The Unsettled by Ayana Mathis

This novel follows three generations in a family divided between the North and the South in 1980s America. It makes a strong case for the fact that the past can never truly be shaken off. The book follows three central characters across time and space: the emotionally delicate Ava, a young mother trying to create a sense of home for herself and her son in 1980s Philadelphia; her charismatic and formidable mother, Dutchess, who still lives in Ava’s tiny, all-Black hometown in Alabama; and Ava’s precocious son, Toussaint, who inexplicably heads back to Alabama when every other person of color is heading north. Toussaint is named for the formerly enslaved Haitian general who led the Haitian Revolution and became a hero in the African diaspora. Bonaparte itself is reminiscent of Alabama’s historic Africatown, founded by descendants of the stolen passengers on the slave ship Clotilda, and these historical references are sprinkled throughout.

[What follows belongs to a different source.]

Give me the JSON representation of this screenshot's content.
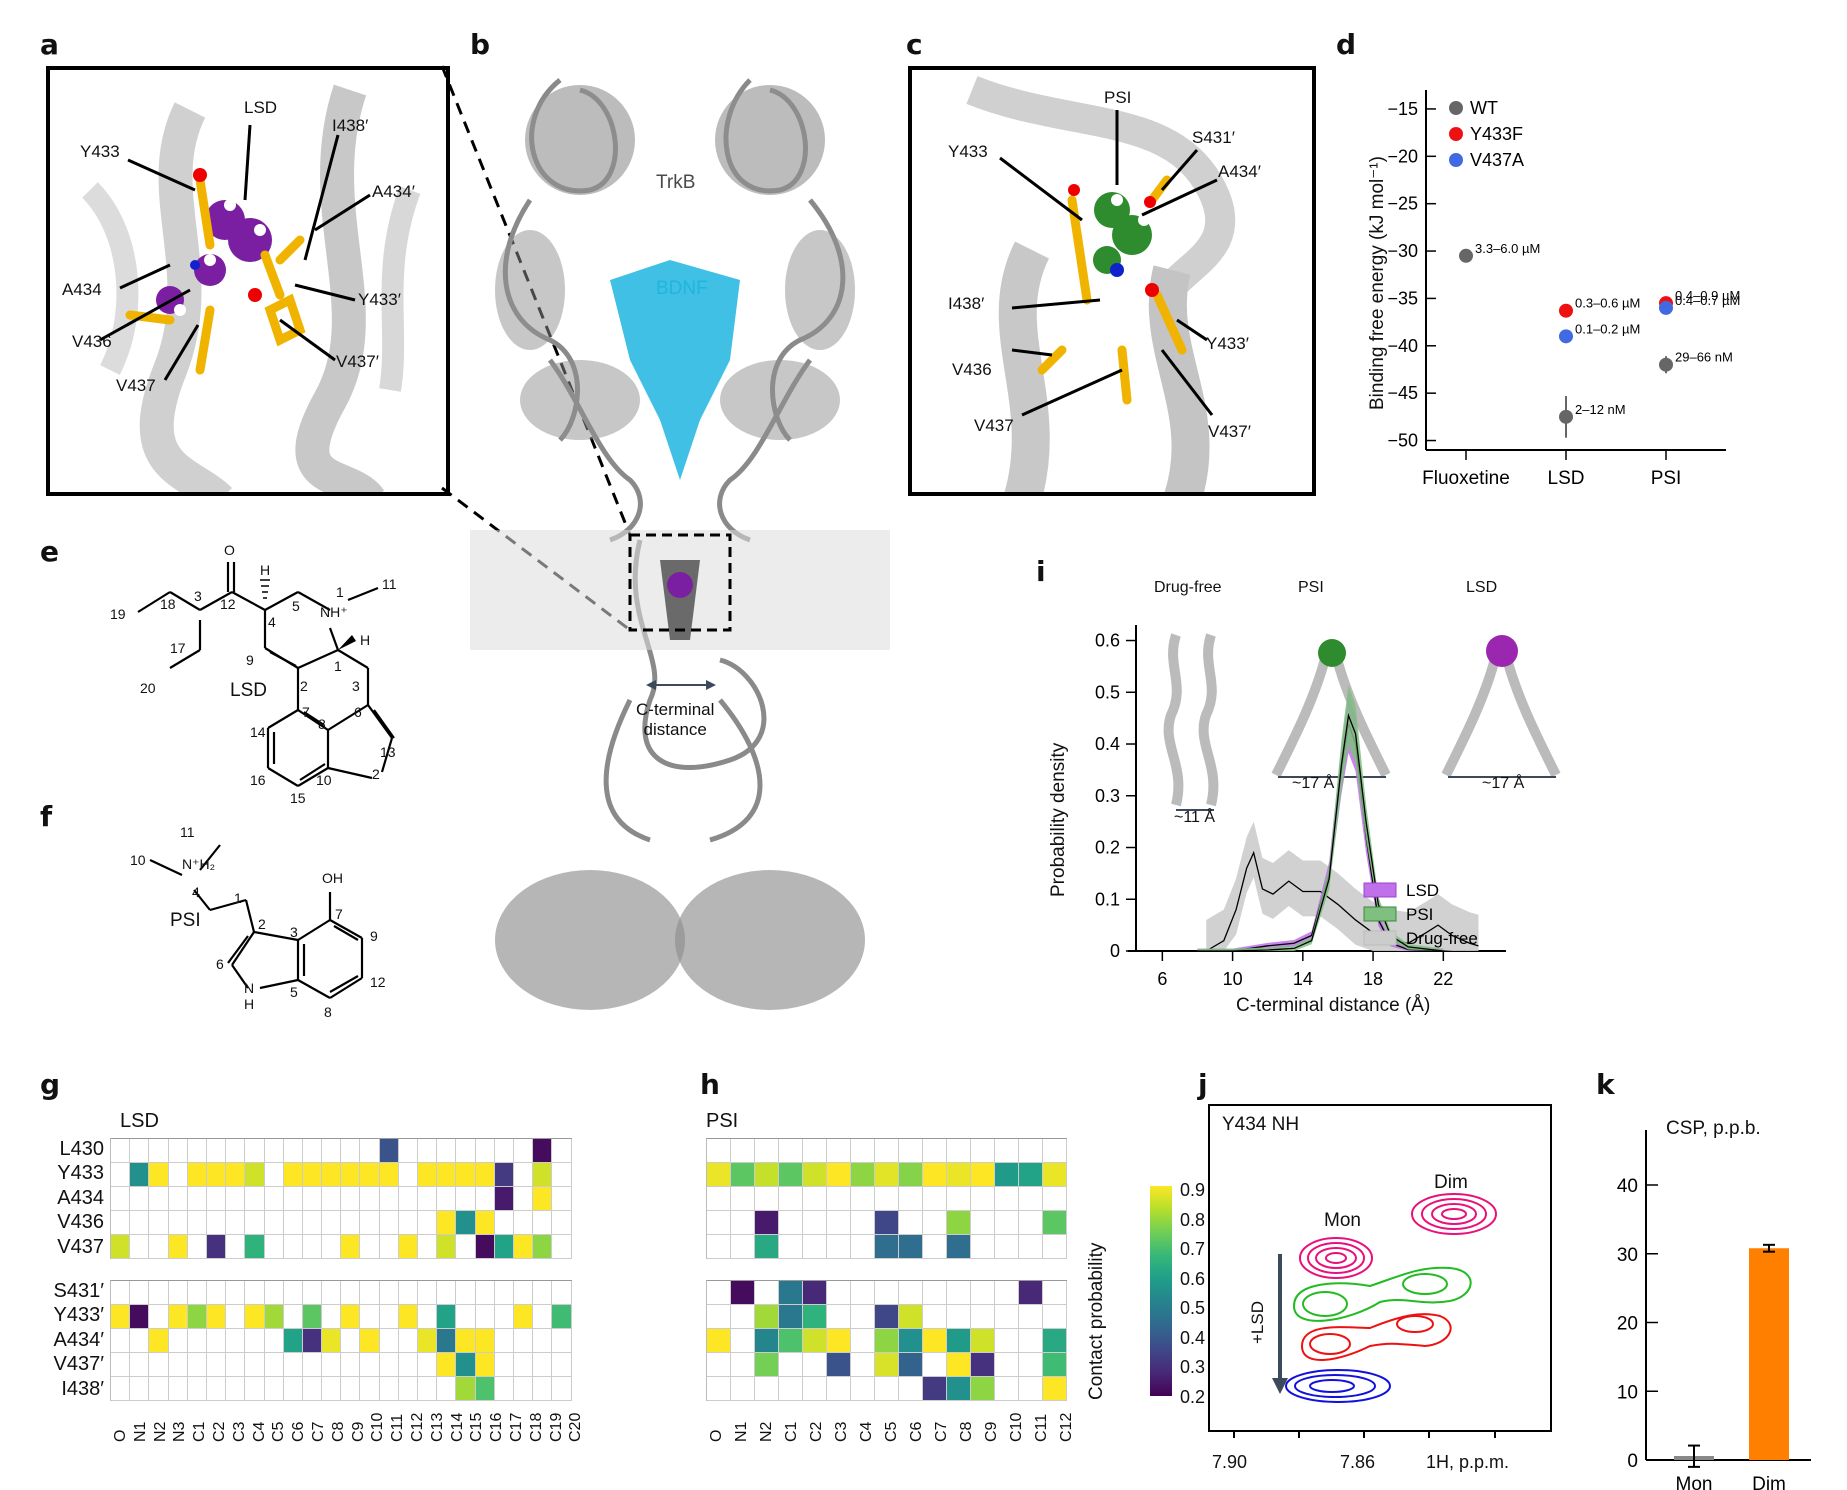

Ava is recruited for a commune of sorts in Philadelphia while Dutchess is trying to save Bonaparte from white supremacists seeking to displace her from her land, which has been occupied by formerly enslaved African Americans since Reconstruction. She is the stronger of the two, but the stories are interwoven and connected to American history, culminating with the 1985 bombing by the Philadelphia Police Department of the West Philadelphia rowhouse that was home to MOVE, a collective of radical Black activists. While the topics are heavy, the prose is light, and it is a very good read.